Но Захарий молчал, не шевелился, как будто его не было. Самгин подумал:

«Не смеет заговорить. И точно подслушивает».

Подождав еще минуты две, три, Самгин спросил вполголоса:

– Давно служите у Зотовой?

– Восьмой год, – тихонько ответил Захарий.

– А раньше чем занимались?

Захарий откликнулся не сразу, и это было невежливо.

– Монах я, в монастыре жил. Девять лет. Оттуда меня и взял супруг Марины Петровны...

«Взял. Как вещь», – отметил Самгин; полежал еще минуту и, закуривая, увидал, при свете спички, что Захарий сидит, окутав плечи одеялом. – Не хочется спать?

– Сплю я плохо, – шопотом и нерешительно сказал Захарий. – У меня сердце заходит, когда лежу, останавливается. Будто падаешь куда. Так я больше сижу по ночам.

– Трудно в монастыре?

Захарий приглушенно покашлял в одеяло, прежде чем сказать:

– Которые верят, что от мира можно спастись... ну, тем – ничего, легко! Которые не размышляют. И мне сначала легко было, а после – тоже...

– После чего?

– Насмотрелся. Монахи – тоже люди. Заблуждаются. Иные – плоть преодолеть не могут, иные – от честолюбия страдают. Ну, и от размышления...

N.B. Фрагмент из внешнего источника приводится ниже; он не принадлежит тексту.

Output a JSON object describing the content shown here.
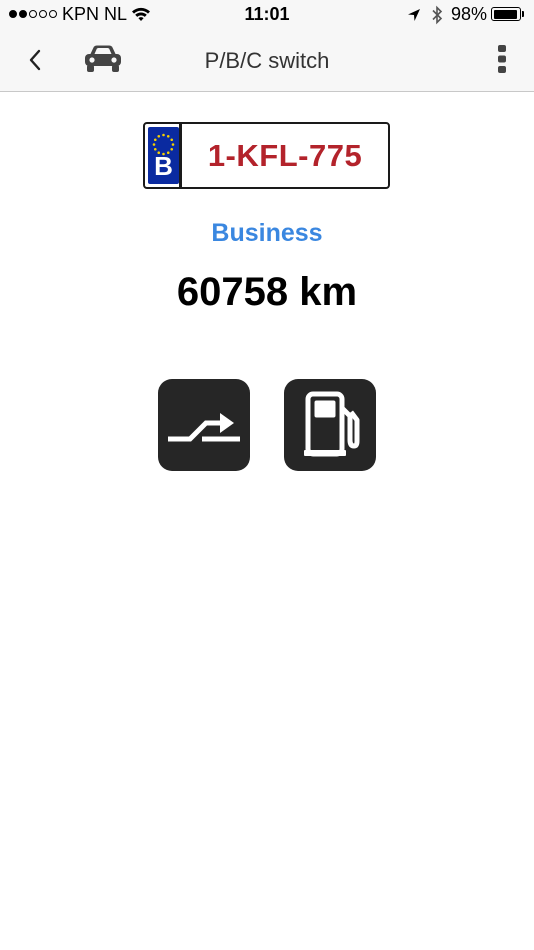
{
  "status_bar": {
    "signal_bars": 5,
    "signal_filled": 2,
    "carrier": "KPN NL",
    "wifi_icon": "wifi-icon",
    "time": "11:01",
    "location_icon": "location-arrow-icon",
    "bluetooth_icon": "bluetooth-icon",
    "battery_percent": "98%",
    "battery_level": 0.98
  },
  "nav": {
    "back_icon": "chevron-left-icon",
    "car_icon": "car-icon",
    "title": "P/B/C switch",
    "more_icon": "vertical-dots-icon"
  },
  "plate": {
    "country": "B",
    "number": "1-KFL-775",
    "colors": {
      "band": "#0a2aa0",
      "text": "#b3232b",
      "stars": "#f5d000"
    }
  },
  "vehicle": {
    "mode": "Business",
    "mode_color": "#3a87e0",
    "odometer": "60758 km"
  },
  "actions": [
    {
      "icon": "switch-arrow-icon"
    },
    {
      "icon": "fuel-pump-icon"
    }
  ]
}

Было очень странно слушать полушепот невидимого человека; говорил он медленно, точно нащупывая слова в темноте и ставя их одно к другому неправильно. Самгин спросил:

– Вы – что же, – по своей воле пошли в монахи?

– Мне тюремный священник посоветовал. Я, будучи арестантом, прислуживал ему в тюремной церкви, понравился, он и говорит: «Если – оправдают, иди в монахи». Оправдали. Он и схлопотал. Игумен – дядя родной ему. Пьяный человек, а – справедливый. Светские книги любил читать – Шехерезады сказки, «Приключения Жиль Блаза», «Декамерон». Я у него семнадцать месяцев келейником был.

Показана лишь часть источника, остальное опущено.